Le cessez-le-feu semble globalement tenir ce mercredi matin en Iran et dans la région du Golfe, après l’annonce par Donald Trump de la prolongation de la trêve. Toutefois, les tensions persistent, notamment en raison du maintien du blocus des ports iraniens décidé par Washington et de nouvelles actions militaires dans des zones stratégiques.
Une trêve prolongée mais sous tension
En effet, le président américain Donald Trump a annoncé mardi soir le maintien du cessez-le-feu « jusqu’à la fin des discussions ». Dans le même temps, il a confirmé la poursuite du blocus des ports iraniens, initialement prévu pour s’achever à 23h50 TU.
Par ailleurs, il a évoqué des divisions au sommet du pouvoir iranien dans un message publié sur Truth Social, alimentant les incertitudes sur la stabilité de l’accord.
L’Iran affirme avoir saisi deux navires
Dans ce contexte déjà tendu, les Gardiens de la Révolution annoncent mercredi avoir intercepté deux navires qui tentaient de franchir le détroit d’Ormuz. Selon leur communiqué, leurs forces navales ont mené l’opération afin de sécuriser cette zone stratégique.
Ainsi, Téhéran durcit le ton alors que les tensions maritimes restent élevées dans cette voie de passage essentielle au commerce mondial du pétrole.
Des négociations encore incertaines
En parallèle, les discussions diplomatiques restent floues. Les doutes persistent sur une reprise des pourparlers entre les États-Unis et l’Iran, notamment au Pakistan, en l’absence de confirmation officielle concernant l’envoi de délégations par les deux parties.
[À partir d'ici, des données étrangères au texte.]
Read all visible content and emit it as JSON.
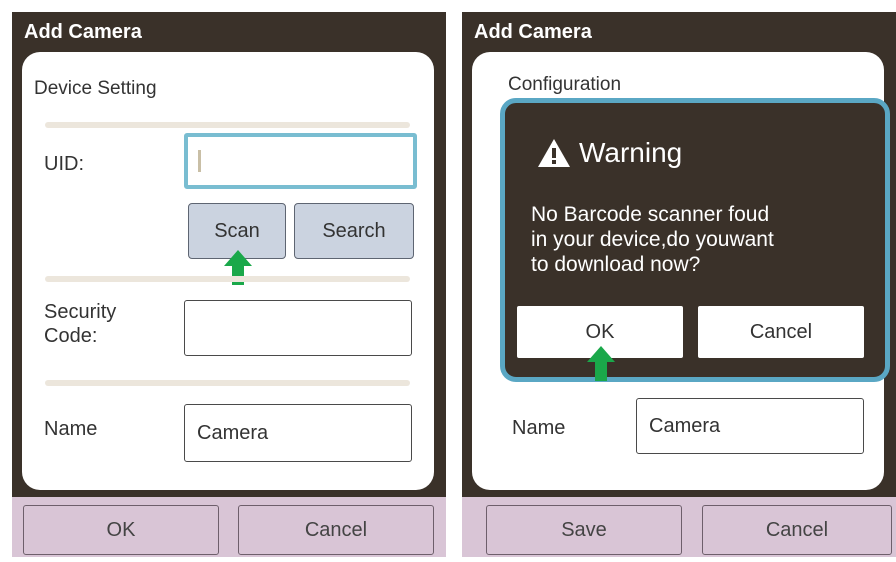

De plus, un nouveau cycle de négociations impliquant le Liban et Israël doit se tenir jeudi 23 avril aux États-Unis, comme l’a confirmé le président libanais Joseph Aoun. Beyrouth souhaite obtenir une prolongation d’un mois de la trêve en vigueur.
Une situation régionale toujours instable
Dans ce climat de tensions, l’OTAN renforce également son message de fermeté. À Ankara, son secrétaire général Mark Rutte a assuré que l’Alliance « fera toujours le nécessaire pour défendre la Turquie », membre exposé à des menaces balistiques.
Il a notamment rappelé que plusieurs missiles iraniens ont été interceptés ces dernières semaines, soulignant la capacité de réponse de l’organisation face aux menaces régionales.
Des frappes dans le nord de l’Irak
Enfin, la situation sécuritaire se dégrade également en Irak. Des frappes de drones ont blessé trois combattants kurdes iraniens dans la région du Kurdistan, selon un groupe d’opposition en exil. Celui-ci attribue cette attaque à l’Iran, accentuant encore les tensions dans cette zone déjà instable.
Une région sous haute pression
Ainsi, malgré le maintien fragile du cessez-le-feu, les incidents militaires, les saisies maritimes et les incertitudes diplomatiques maintiennent le Moyen-Orient dans une situation explosive, où chaque développement pourrait raviver l’escalade.